Proposal (Was: When are and aren't two URLs the same?)

Fri Apr 21 21:00:11 UTC 2006

# You are right, there is no strong technical reason why it should be
# so, so you can talk me out of it ;-) but I'd prefer it the way as
# proposed.

It makes me feel uncomfortable to apply a long list of transforms to
identity URLs.  If you concede that there's no technical reason *to*
do something, you probably shouldn't.  I'd feel much better about some
of these if you can outline specific problems solved (i.e. why a given
transform MUST be applied).  Doing this on a matter of preference and
style is not a good idea, and I don't buy arguments that involve "most
people" or "most servers".  I don't want us to open up a can of worms
with identity canonicalization, but I'd be very glad to hear solid,
itemized reasoning about why this stuff is necessary.  (Some of them
feel wrong, and I don't know enough to comment on some others.)

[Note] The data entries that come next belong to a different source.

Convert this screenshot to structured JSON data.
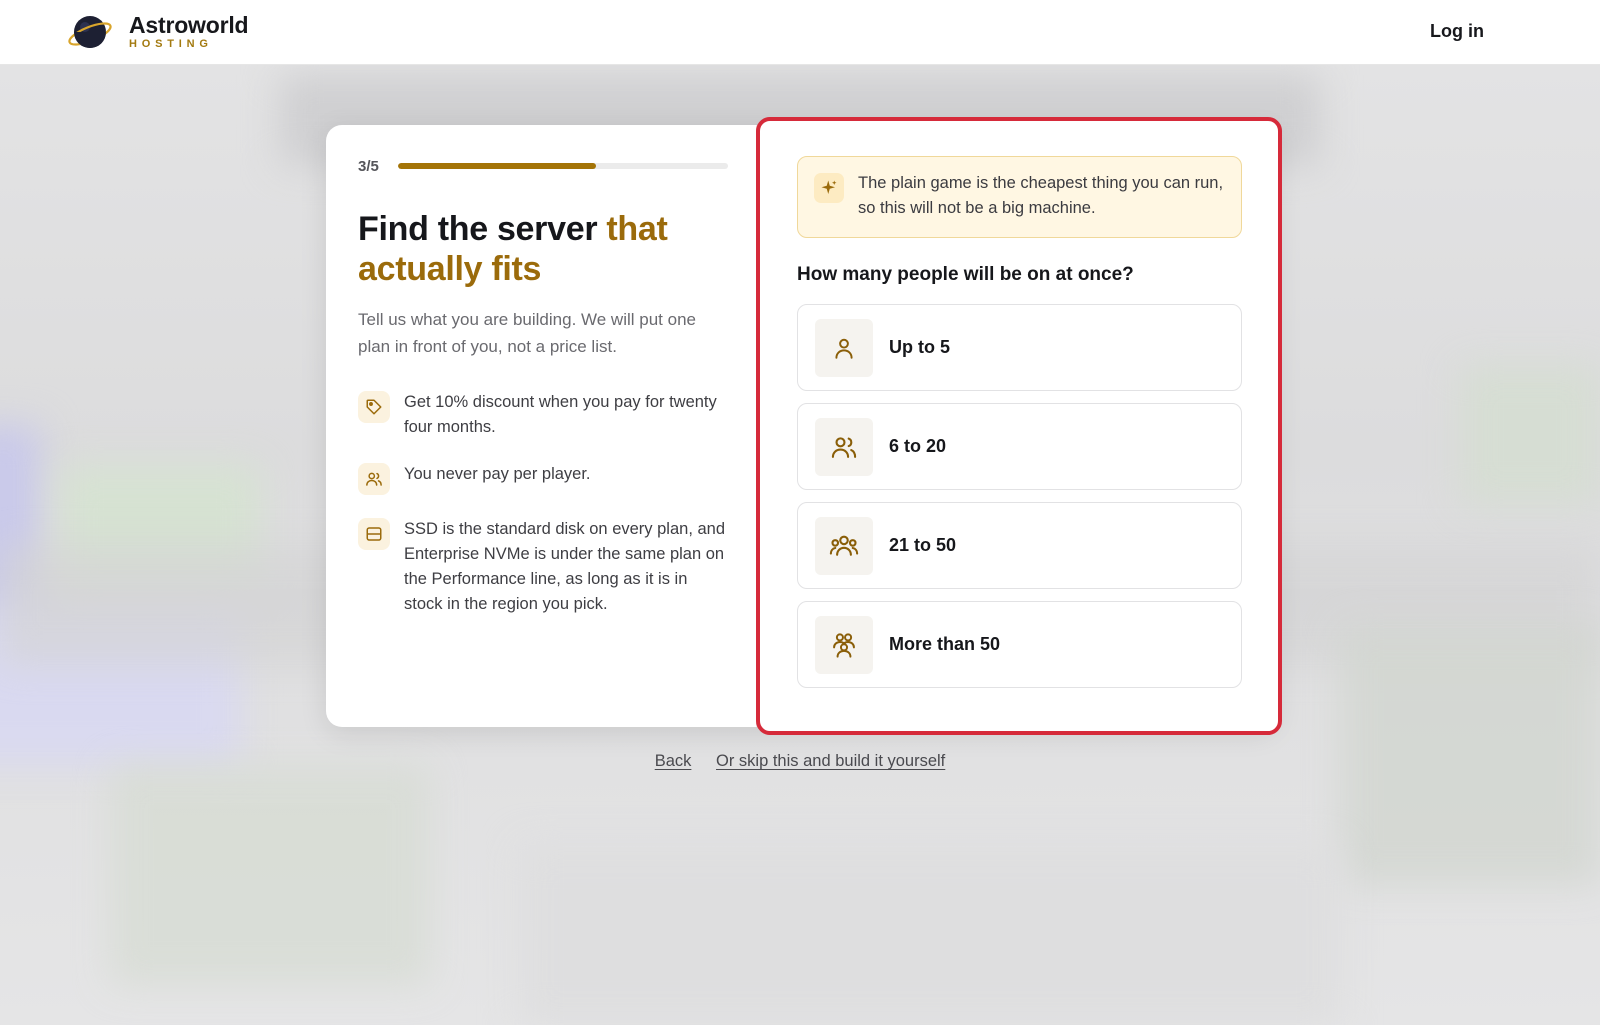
{
  "header": {
    "brand_name": "Astroworld",
    "brand_sub": "HOSTING",
    "login_label": "Log in"
  },
  "wizard": {
    "step_label": "3/5",
    "progress_fraction": 0.6,
    "headline_main": "Find the server ",
    "headline_accent": "that actually fits",
    "subtext": "Tell us what you are building. We will put one plan in front of you, not a price list.",
    "perks": [
      {
        "icon": "tag-icon",
        "text": "Get 10% discount when you pay for twenty four months."
      },
      {
        "icon": "users-icon",
        "text": "You never pay per player."
      },
      {
        "icon": "storage-icon",
        "text": "SSD is the standard disk on every plan, and Enterprise NVMe is under the same plan on the Performance line, as long as it is in stock in the region you pick."
      }
    ],
    "tip": {
      "icon": "sparkle-icon",
      "text": "The plain game is the cheapest thing you can run, so this will not be a big machine."
    },
    "question": "How many people will be on at once?",
    "options": [
      {
        "icon": "single-user-icon",
        "label": "Up to 5"
      },
      {
        "icon": "two-users-icon",
        "label": "6 to 20"
      },
      {
        "icon": "three-users-icon",
        "label": "21 to 50"
      },
      {
        "icon": "group-users-icon",
        "label": "More than 50"
      }
    ]
  },
  "footer_links": {
    "back_label": "Back",
    "skip_label": "Or skip this and build it yourself"
  },
  "colors": {
    "accent": "#9b6b0b",
    "progress": "#a47407",
    "highlight_border": "#d62a3a",
    "tip_background": "#fff7e3"
  }
}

# 4. if the host component refers to a relative name, replace the host
# component with a fully-qualified DNS name. For example, the URL
# http://charlie/foo, used within company example.com's intranet,
# would be converted to http://charlie.example.com/foo.

I think you're really asking for trouble here.  I think you're
assuming that charlie.example.com has the same meaning regardless of
where it's used.  Correct me if I'm wrong, but this will probably also
involve a DNS operation, too.

# 6. all components of the path must be unescaped to the maximum
# extent possible. For example, if a URL contained %41 as a character,
# this character needs to be replaced by its unescaped version A.

This should be done anyway (but only once, of course).

# 7. any spaces in the path are replaced by +.

This means that "http://foo.com/a%20b" will be url-unescaped and be
transformed to "http://foo.com/a+b", right?  Doesn't that seem a
little aggressive?

-- 
  Jonathan Daugherty
  JanRain, Inc.